The updated certificate shall keep the same due date of end of validity as the current certificate.
If, during the extension audit, a Major non-conformity or a KO (Knock Out non-conformity) has been identified, the full audit is failed and the current certificate shall be suspended as described in 5.8.1 and 5.8.2 (IFS Food).
Requirements for IFS Auditors
In general, the auditors shall meet the requirements of chapters 7.2 and 7.3.1 of ISO 19011.
During an IFS audit, auditors shall, as IFS good auditing practices, use relevant samples of products, in order to investigate on-site the auditee’s production processes and documentation and to check the fulfilment of IFS requirements. In particular, auditors shall perform, during the audit, a traceability test in the company.
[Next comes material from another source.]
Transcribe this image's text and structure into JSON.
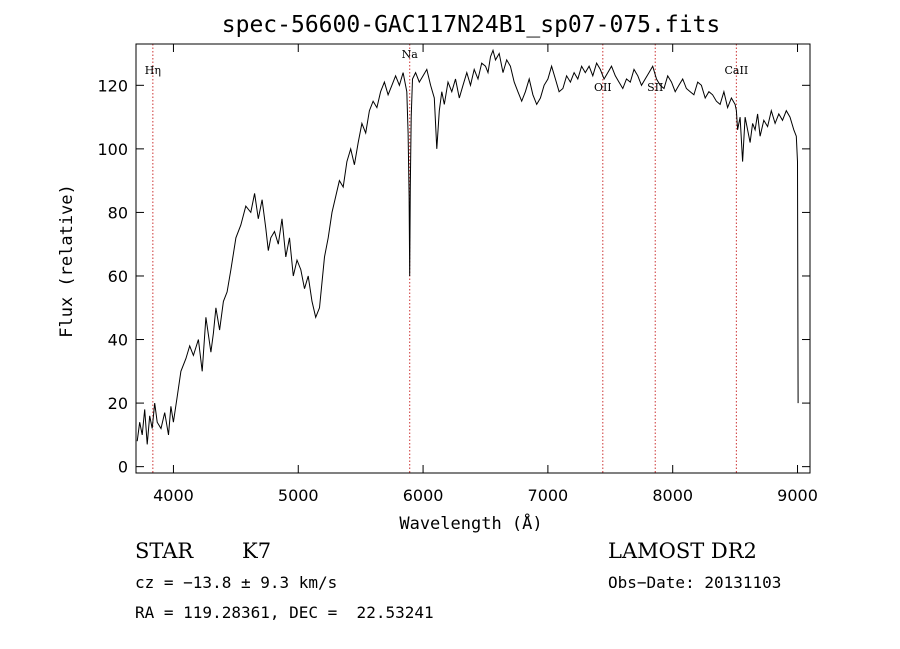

IFS publishes Guidelines which can provide further information on topics to be checked and/ or requested to the audited company during the audit.
Evaluation of requirements
The auditor assesses the nature and significance of any deviation or non-conformity. In order to determine whether compliance with a requirement of IFS Food has been met, the auditor has to evaluate every requirement in the Standard. There are different levels to rank the findings.
In IFS Food, there are 4 scoring possibilities:
A: Full compliance with the requirement specified in the Standard
B: Almost full compliance with the requirement specified in the Standard, but a small deviation was found
C: Only a small part of the requirement has been implemented
D: The requirement in the Standard has not been implemented
The auditor shall explain all scorings with B, C and D in the audit report.In addition to this scoring, the auditor can decide to give the company a “KO” or a “Major".
A Major is defined as follows:
A Major non-conformity can be given to any requirement which is not defined as KO requirement.
When there is a substantial failure to meet the requirements of the Standard, which includes food safety and/ or the legal requirements of the production and destination countries. A Major can also be given when the identified non-conformity can lead to a serious health hazard.
KO (Knock out)
In IFS, there are specific requirements which are designated as KO requirements (KO – Knock Out).
If during the audit the auditor establishes that these requirements are not fulfilled by the company, this results in non-certification.
In IFS Food the following 10 requirements are defined as KO requirements:
1.2.4 Responsibility of the senior management
184.108.40.206.1 Monitoring system of each CCP
220.127.116.11 Personnel hygiene
18.104.22.168 Raw material specifications
22.214.171.124 Recipe compliance
4.12.1 Foreign material management
4.18.1 Traceability system
5.1.1 Internal audits
5.9.2 Procedure for withdrawal and recall
5.11.2 Corrective actions
Scoring a requirement with N/A (not applicable)
When the auditor decides that a requirement is not applicable for a company, the auditor has to use as scoring: N/A: Not applicable and provide a short explanation in the audit report.